To demonstrate the Smart Memory Node's impact on performance, UnifabriX used the High Performance Conjugate Gradients (HPCG) benchmark, which stresses the memory subsystem and internal interconnect limitations of a supercomputer by running an application entirely within the computer's DRAM.
According to Risling, the company's researchers observed that when the Smart Memory Node was activated, and its CXL memory was interleaved with the server's local memory, HPCG performance "significantly improved" with all cores fully utilised.
Despite CXL memory's slightly slower access speed of 256GB/sec, compared to DDR5 DRAM's 300GB/sec pace, the Smart Memory Node effectively measured and addressed issues with local DRAM memory bandwidth, dynamically provisioning additional bandwidth to the socket.
"This scaling capability enables enhanced performance," Risling says.
The Smart Memory Node can independently provision capacity and bandwidth based on real-time monitoring of the system and workload performance, optimising and maximising overall system performance through an interleaving ratio between local DDR and external CXL memory.
What makes UnifabriX different?
Risling believes that the Smart Memory Node's key differentiating factor lies in its utilisation of CXL.
"CXL represents the latest and most significant advancement among various standards developed to enable memory composition," he says.
"It's the first open-standard universally adopted by major CPU vendors, facilitating concurrent transactions of memory semantics and cache semantics alongside the existing IO Semantics of PCIe."
Risling believes that CXL marks a pivotal milestone in the architecture of compute and data centre infrastructures, unlocking a range of new disruptive applications that were previously unattainable.

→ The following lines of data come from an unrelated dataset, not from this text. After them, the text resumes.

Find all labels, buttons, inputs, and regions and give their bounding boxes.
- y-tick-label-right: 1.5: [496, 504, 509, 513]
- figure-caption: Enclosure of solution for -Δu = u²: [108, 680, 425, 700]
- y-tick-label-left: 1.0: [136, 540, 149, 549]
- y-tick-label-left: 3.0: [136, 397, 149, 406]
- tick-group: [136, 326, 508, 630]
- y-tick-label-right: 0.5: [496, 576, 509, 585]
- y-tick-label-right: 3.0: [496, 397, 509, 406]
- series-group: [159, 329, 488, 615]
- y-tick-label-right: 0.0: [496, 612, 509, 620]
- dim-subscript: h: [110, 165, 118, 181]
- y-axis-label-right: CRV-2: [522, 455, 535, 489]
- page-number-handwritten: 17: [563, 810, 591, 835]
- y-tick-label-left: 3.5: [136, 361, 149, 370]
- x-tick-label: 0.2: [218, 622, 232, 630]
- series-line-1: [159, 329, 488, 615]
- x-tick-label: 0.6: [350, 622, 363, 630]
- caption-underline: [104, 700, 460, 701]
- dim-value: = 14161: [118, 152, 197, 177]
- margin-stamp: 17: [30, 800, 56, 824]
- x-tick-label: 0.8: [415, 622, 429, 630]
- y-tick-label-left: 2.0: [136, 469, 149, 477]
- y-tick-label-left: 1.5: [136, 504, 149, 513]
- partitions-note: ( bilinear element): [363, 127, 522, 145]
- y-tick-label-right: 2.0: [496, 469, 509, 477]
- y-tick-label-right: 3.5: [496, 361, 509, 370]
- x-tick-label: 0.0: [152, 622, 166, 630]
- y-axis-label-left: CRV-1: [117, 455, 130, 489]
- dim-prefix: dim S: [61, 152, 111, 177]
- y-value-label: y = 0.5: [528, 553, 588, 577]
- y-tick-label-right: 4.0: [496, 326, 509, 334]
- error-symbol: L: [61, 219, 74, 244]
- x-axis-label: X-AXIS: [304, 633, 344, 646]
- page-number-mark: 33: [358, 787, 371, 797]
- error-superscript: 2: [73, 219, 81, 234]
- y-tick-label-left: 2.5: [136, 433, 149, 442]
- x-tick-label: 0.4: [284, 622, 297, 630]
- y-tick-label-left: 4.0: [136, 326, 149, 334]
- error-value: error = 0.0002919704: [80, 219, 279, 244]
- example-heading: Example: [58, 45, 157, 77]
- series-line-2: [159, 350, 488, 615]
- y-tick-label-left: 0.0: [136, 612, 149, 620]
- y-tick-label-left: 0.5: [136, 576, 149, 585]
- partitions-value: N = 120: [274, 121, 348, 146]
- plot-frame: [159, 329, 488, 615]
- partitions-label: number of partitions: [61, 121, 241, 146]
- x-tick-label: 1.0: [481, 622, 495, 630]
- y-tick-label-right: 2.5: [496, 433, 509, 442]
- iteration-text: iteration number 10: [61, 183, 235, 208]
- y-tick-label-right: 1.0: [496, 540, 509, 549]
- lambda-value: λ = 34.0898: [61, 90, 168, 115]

Among these applications, he notes that memory pooling stands out as the most valuable, offering substantial returns on investment by unleashing the full performance potential of the underlying compute, reducing power consumption and total cost of ownership while eliminating the inefficiencies caused by memory and compute stranding.
Within the evolving CXL ecosystem, several firms are pursuing similar objectives, offering a range of solutions that span from line drivers, memory controllers, and memory expansion cards to CXL switches and memory pools.
"While some solutions strictly adhere to the implementation of the CXL standard, others incorporate additional layers of innovation," Risling says.
UniFabriX envisions a substantial market opportunity within the CXL memory space, estimating a total addressable market (TAM) of $20 billion by 2030.
"The TAM specifically related to memory pooling is anticipated to fall within the range of $14 billion to $17 billion," Risling says.
Looking ahead, UniFabriX aims to enhance its solution by incorporating new features and expanding its capabilities to accommodate diverse workloads, Risling says.
"The company has a strategic vision to extend its influence and promote the adoption of CXL and its products across the entire industry.”